Since then, Anthropic, Google, and OpenAI have regained their lead with proprietary models. Anthropic and OpenAI, in particular, expressed concerns about the danger of “distillation,” a process in which a smaller AI model “learns” from a larger LLM by training on its responses.

DeepSeek needs to regroup

Stunning results from R1 offered no guarantees for the future. DeepSeek-R2 has still not been released, while DeepSeek-V4 was not as competitive against current rivals as R-1 was against earlier LLMs.

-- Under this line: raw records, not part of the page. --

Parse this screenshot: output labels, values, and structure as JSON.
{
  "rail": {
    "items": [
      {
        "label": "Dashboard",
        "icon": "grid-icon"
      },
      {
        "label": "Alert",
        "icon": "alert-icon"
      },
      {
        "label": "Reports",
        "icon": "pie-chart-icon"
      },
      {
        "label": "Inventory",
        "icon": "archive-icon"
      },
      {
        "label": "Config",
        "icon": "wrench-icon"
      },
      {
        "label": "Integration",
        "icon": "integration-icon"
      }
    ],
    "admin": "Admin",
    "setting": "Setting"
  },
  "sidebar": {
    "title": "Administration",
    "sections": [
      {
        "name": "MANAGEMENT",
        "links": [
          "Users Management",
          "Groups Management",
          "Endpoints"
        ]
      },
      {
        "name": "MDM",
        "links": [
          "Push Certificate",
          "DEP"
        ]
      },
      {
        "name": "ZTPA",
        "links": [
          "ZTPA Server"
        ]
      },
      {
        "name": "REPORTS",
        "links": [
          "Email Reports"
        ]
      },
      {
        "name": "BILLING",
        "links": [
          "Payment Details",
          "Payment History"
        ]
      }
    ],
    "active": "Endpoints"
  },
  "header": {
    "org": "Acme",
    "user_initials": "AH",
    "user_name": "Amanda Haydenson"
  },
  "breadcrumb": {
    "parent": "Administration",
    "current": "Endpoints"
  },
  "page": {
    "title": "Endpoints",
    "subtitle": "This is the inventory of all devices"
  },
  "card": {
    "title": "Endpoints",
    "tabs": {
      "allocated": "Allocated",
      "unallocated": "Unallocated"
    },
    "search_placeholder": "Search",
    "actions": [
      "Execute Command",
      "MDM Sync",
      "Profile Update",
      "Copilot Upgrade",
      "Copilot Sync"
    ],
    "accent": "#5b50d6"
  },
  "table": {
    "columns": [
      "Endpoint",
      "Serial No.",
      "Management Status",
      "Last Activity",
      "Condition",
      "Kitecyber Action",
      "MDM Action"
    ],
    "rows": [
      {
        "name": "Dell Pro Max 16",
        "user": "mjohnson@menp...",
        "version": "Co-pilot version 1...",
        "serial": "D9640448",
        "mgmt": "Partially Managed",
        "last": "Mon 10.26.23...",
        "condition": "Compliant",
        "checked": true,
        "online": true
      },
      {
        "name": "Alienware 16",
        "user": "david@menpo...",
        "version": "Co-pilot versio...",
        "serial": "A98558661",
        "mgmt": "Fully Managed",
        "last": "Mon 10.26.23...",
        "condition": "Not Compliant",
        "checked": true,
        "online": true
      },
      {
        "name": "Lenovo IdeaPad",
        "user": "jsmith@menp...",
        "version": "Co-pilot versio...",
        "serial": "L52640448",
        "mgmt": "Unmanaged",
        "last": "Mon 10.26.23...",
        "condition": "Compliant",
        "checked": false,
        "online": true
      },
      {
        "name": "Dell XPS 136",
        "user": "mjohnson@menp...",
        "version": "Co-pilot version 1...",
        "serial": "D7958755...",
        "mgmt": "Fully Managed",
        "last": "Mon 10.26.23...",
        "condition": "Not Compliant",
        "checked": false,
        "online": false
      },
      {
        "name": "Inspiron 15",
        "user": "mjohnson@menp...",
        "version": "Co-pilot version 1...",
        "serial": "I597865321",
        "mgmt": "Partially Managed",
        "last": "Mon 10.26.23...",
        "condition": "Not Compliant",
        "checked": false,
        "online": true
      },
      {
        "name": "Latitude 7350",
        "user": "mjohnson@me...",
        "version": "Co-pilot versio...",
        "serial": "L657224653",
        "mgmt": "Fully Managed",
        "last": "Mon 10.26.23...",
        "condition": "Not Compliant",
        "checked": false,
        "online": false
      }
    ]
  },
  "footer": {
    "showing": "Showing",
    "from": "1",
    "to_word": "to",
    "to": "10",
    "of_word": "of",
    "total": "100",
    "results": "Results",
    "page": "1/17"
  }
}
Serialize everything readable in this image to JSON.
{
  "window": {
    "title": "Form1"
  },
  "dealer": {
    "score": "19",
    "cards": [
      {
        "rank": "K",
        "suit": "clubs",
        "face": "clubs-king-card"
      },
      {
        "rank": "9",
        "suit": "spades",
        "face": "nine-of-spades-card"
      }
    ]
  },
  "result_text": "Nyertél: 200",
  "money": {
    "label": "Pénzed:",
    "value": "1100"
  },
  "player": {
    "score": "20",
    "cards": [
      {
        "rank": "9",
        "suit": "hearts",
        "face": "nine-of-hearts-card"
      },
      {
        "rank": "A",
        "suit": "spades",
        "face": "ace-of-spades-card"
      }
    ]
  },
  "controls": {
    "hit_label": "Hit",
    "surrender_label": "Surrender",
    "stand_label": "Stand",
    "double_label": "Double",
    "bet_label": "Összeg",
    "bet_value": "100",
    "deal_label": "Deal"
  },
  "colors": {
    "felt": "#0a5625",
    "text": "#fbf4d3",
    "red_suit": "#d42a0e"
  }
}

Nevertheless, research by the team behind DeepSeek is yielding breakthroughs that suggest significant improvements. For instance, it found ways to build “highways” within LLMs, something that, combined with Google’s TurboQuant, appears to be shaping up as a response to the ever-increasing requirements for running AI.

Nvidia or Huawei?

A Washington restriction on the sale of Nvidia chips to China has since been eased, even though the U.S. is attempting to block shipments to Chinese companies outside of China. Without Nvidia, DeepSeek has a domestic hardware alternative in Huawei. Beijing intends to end its dependence on the West, but the current performance level of non-Western AI processors is not yet competitive.

This means that DeepSeek must once again build models with fewer resources than its AI competitors. That is a territory in which the Chinese AI lab should now be comfortable.